Taylor was supposed to interview for the position earlier this week, but inclement weather forced his interview back a few days to Saturday. Apparently it didn’t take Brian Kelly long to know that Taylor was his guy. The other finalist for the position was reportedly Mike Hart. The former Michigan star running back has his star on the rise on the coaching front now as the RB coach at Indiana.
It will be interesting to see what territory Taylor is given on the recruiting front. Notre Dame deemphasized Florida, Denson’s old territory, in the 2019 cycle and focused their efforts on Georgia. Brian Kelly said it was a strategic decision by him, but didn’t say whether or not the subpar returns from the state under Denson factored into that strategic decision.
The bar is actually quite low for Taylor when it comes to being able to exceed his predecessor.
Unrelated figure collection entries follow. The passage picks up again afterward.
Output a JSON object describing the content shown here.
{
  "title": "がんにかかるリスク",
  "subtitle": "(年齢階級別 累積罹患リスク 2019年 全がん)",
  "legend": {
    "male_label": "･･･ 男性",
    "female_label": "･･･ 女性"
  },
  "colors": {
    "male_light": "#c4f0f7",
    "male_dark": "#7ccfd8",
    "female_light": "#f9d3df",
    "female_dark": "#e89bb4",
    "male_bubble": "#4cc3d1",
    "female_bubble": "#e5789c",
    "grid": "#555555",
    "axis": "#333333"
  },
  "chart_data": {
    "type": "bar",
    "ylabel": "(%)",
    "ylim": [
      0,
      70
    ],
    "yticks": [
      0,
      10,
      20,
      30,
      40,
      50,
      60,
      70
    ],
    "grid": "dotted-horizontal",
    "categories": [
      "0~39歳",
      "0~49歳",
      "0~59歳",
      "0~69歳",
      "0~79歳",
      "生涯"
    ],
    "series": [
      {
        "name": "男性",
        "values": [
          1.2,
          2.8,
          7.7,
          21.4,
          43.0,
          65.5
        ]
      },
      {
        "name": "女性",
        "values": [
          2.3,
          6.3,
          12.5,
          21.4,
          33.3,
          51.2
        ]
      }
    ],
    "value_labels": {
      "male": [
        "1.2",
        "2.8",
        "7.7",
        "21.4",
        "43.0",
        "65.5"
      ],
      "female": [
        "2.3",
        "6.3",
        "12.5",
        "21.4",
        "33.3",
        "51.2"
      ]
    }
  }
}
Notre Dame did not land a single consensus 4-star running back under Denson’s watch. The Irish are currently well positioned to change that with the class of 2020 as they eye adding an elite back or two with AJ Henning and Chris Tyree two of the bigger names they are currently heavily recruiting.
The bar is quite high when it comes to producing a strong onfield product for Taylor though. No Notre Dame running back has lost a fumble since the 2015 season. In fact, the current streak stands at 40 games without a running back losing a fumble for Notre Dame.
Taylor will also be tasked with sorting through a Notre Dame depth chart that is full of some promise but in its current state doesn’t appear to have anyone like McCaffrey or Love. Jafar Armstrong, Tony Jones, Avery Davis, Jahmir Smith, C’bo Flemister, and early enrollee Kyren Williams give Taylor some options, but it is pretty clear that he will have his work cut out for him in spring and fall camp to identify the heir to Dexter Williams and how to divide the carries amongst a largely unproven group.
Taylor’s first test, however, will come on the recruiting where he will likely be thrown right into the fire the second he clears Notre Dame HR and NCAA clearance.